Родименький! Отец! Да что с вами?

– Не позволю! – крикнул было другой раз Раскольников.

– Батюшка, потише! Ведь услышат, придут! Ну что тогда мы им скажем, подумайте! – прошептал в ужасе Порфирий Петрович, приближая свое лицо к самому лицу Раскольникова.

– Не позволю, не позволю! – машинально повторил Раскольников, но тоже вдруг совершенным шепотом.

Порфирий быстро отвернулся и побежал отворить окно.

– Воздуху пропустить свежего! Да водицы бы вам, голубчик, испить, ведь это припадок‑с! – И он бросился было к дверям приказать воды, но тут же в углу, кстати, нашелся графин с водой.

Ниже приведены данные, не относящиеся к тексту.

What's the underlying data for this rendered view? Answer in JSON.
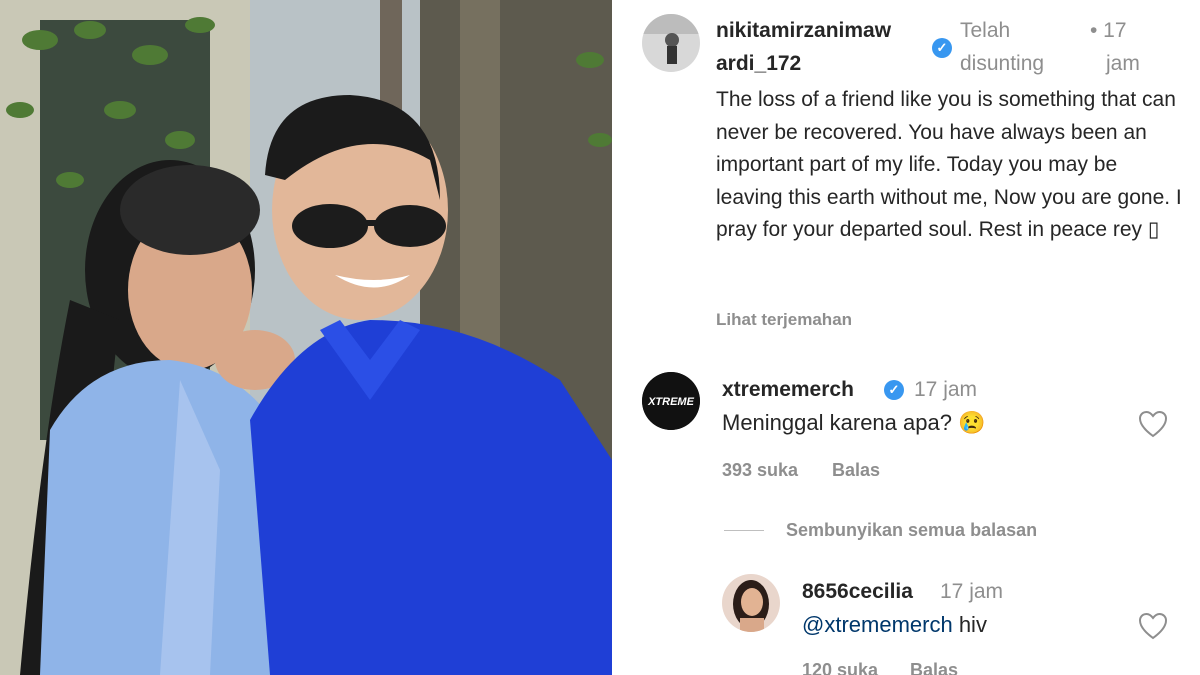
{
  "post": {
    "author": "nikitamirzanimawardi_172",
    "author_line1": "nikitamirzanimaw",
    "author_line2": "ardi_172",
    "edited_line1": "Telah",
    "edited_line2": "disunting",
    "time_line1": "• 17",
    "time_line2": "jam",
    "caption": "The loss of a friend like you is something that can never be recovered. You have always been an important part of my life. Today you may be leaving this earth without me, Now you are gone. I pray for your departed soul. Rest in peace rey ▯",
    "translate_label": "Lihat terjemahan"
  },
  "comments": [
    {
      "username": "xtrememerch",
      "avatar_text": "XTREME",
      "verified": true,
      "time": "17 jam",
      "text": "Meninggal karena apa? 😢",
      "likes": "393 suka",
      "reply_label": "Balas"
    }
  ],
  "thread": {
    "hide_replies_label": "Sembunyikan semua balasan"
  },
  "replies": [
    {
      "username": "8656cecilia",
      "time": "17 jam",
      "mention": "@xtrememerch",
      "text": " hiv",
      "likes": "120 suka",
      "reply_label": "Balas"
    }
  ],
  "icons": {
    "verified": "verified-badge-icon",
    "like": "heart-icon"
  },
  "colors": {
    "verified_blue": "#3897f0",
    "secondary_text": "#8e8e8e",
    "primary_text": "#262626",
    "mention": "#00376b",
    "shirt_blue": "#1f3fd6",
    "blouse_blue": "#8fb4e8"
  }
}
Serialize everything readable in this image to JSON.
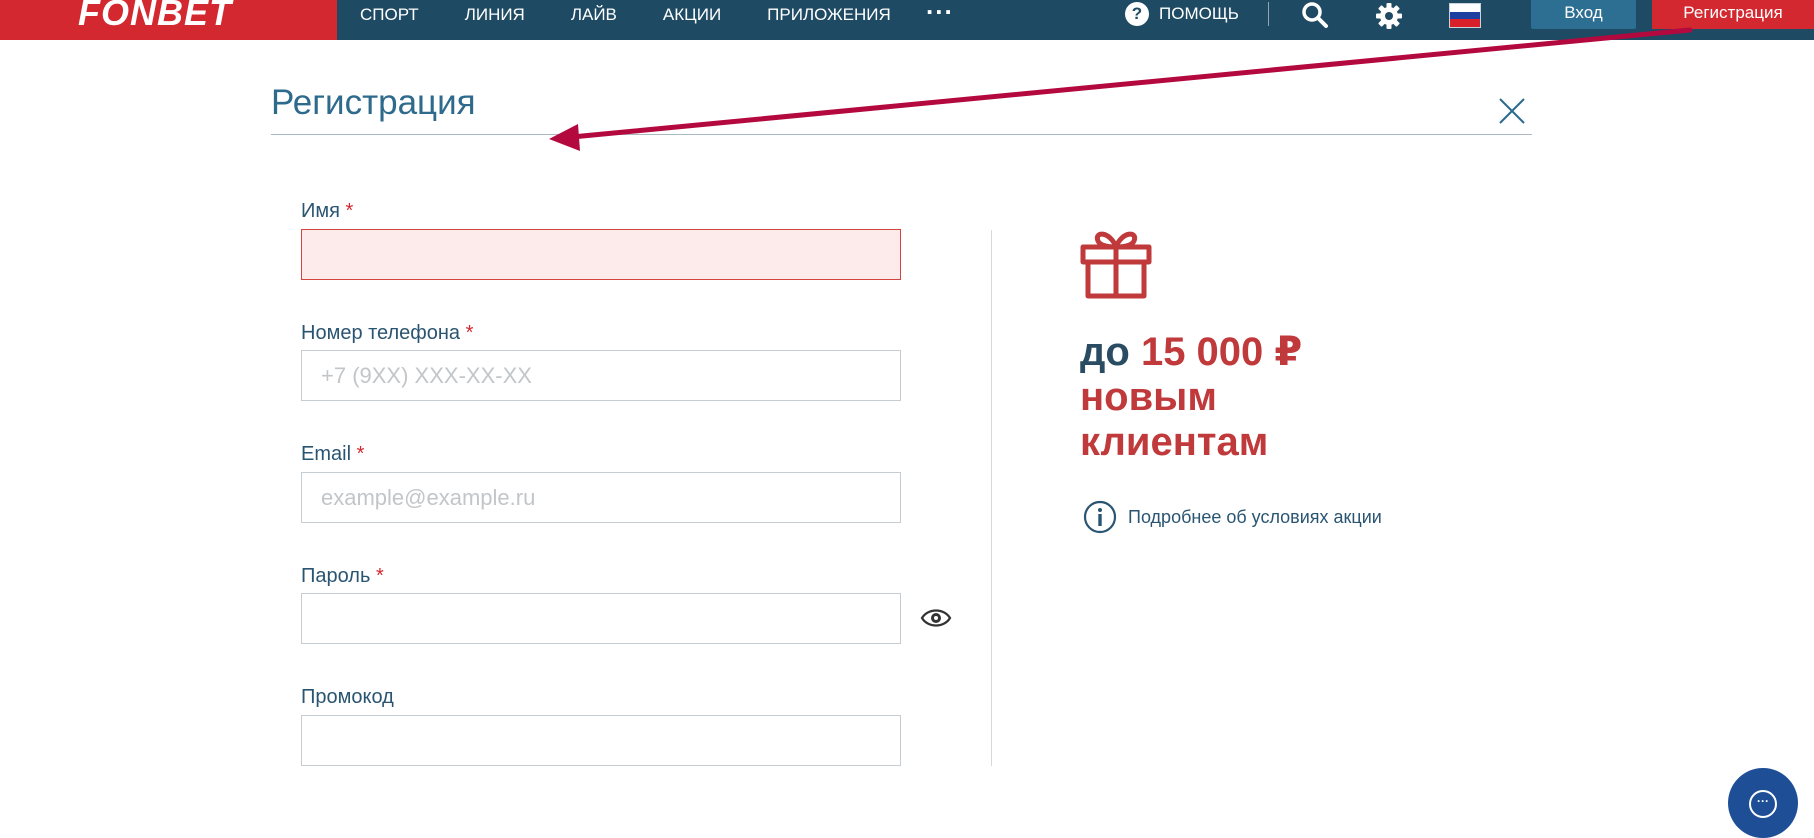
{
  "header": {
    "logo": "FONBET",
    "nav": [
      "СПОРТ",
      "ЛИНИЯ",
      "ЛАЙВ",
      "АКЦИИ",
      "ПРИЛОЖЕНИЯ"
    ],
    "more": "...",
    "help": "ПОМОЩЬ",
    "help_glyph": "?",
    "login": "Вход",
    "register": "Регистрация",
    "flag_colors": [
      "#ffffff",
      "#1c3fa0",
      "#d8202a"
    ]
  },
  "modal": {
    "title": "Регистрация",
    "fields": [
      {
        "label": "Имя",
        "required": "*",
        "placeholder": "",
        "error": true
      },
      {
        "label": "Номер телефона",
        "required": "*",
        "placeholder": "+7 (9XX) XXX-XX-XX"
      },
      {
        "label": "Email",
        "required": "*",
        "placeholder": "example@example.ru"
      },
      {
        "label": "Пароль",
        "required": "*",
        "placeholder": ""
      },
      {
        "label": "Промокод",
        "placeholder": ""
      }
    ]
  },
  "promo": {
    "prefix": "до",
    "amount": "15 000 ₽",
    "line2": "новым",
    "line3": "клиентам",
    "details": "Подробнее об условиях акции",
    "info_glyph": "i"
  },
  "chat": {
    "glyph": "···"
  },
  "colors": {
    "header_bg": "#1e4a63",
    "brand_red": "#d3282f",
    "accent_blue": "#2d6a8c",
    "promo_red": "#c0393b",
    "arrow": "#b3093f"
  }
}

– Батюшка, испейте, – шептал он, бросаясь к нему с графином, – авось поможет… – Испуг и самое участие Порфирия Петровича были до того натуральны, что Раскольников умолк и с диким любопытством стал его рассматривать. Воды, впрочем, он не принял.

– Родион Романович! миленький! да вы этак себя с ума сведете, уверяю вас, э‑эх! А‑ах! Выпейте‑ка! Да выпейте хоть немножечко!

Он‑таки заставил его взять стакан с водой в руки. Тот машинально поднес было его к губам, но, опомнившись, с отвращением поставил на стол.

– Да‑с, припадочек у нас был‑с! Этак вы опять, голубчик, прежнюю болезнь себе возвратите, – закудахтал с дружественным участием Порфирий Петрович, впрочем, все еще с каким‑то растерявшимся видом. – Господи! Да как же этак себя не беречь? Вот и Дмитрий Прокофьич ко мне вчера приходил, – согласен, согласен‑с, у меня характер язвительный, скверный, а они вот что из этого вывели!… Господи! Пришел вчера, после вас, мы обедали, говорил‑говорил, я только руки расставил; ну, думаю… ах ты, господи! От вас, что ли, он приходил? Да садитесь же, батюшка, присядьте ради Христа!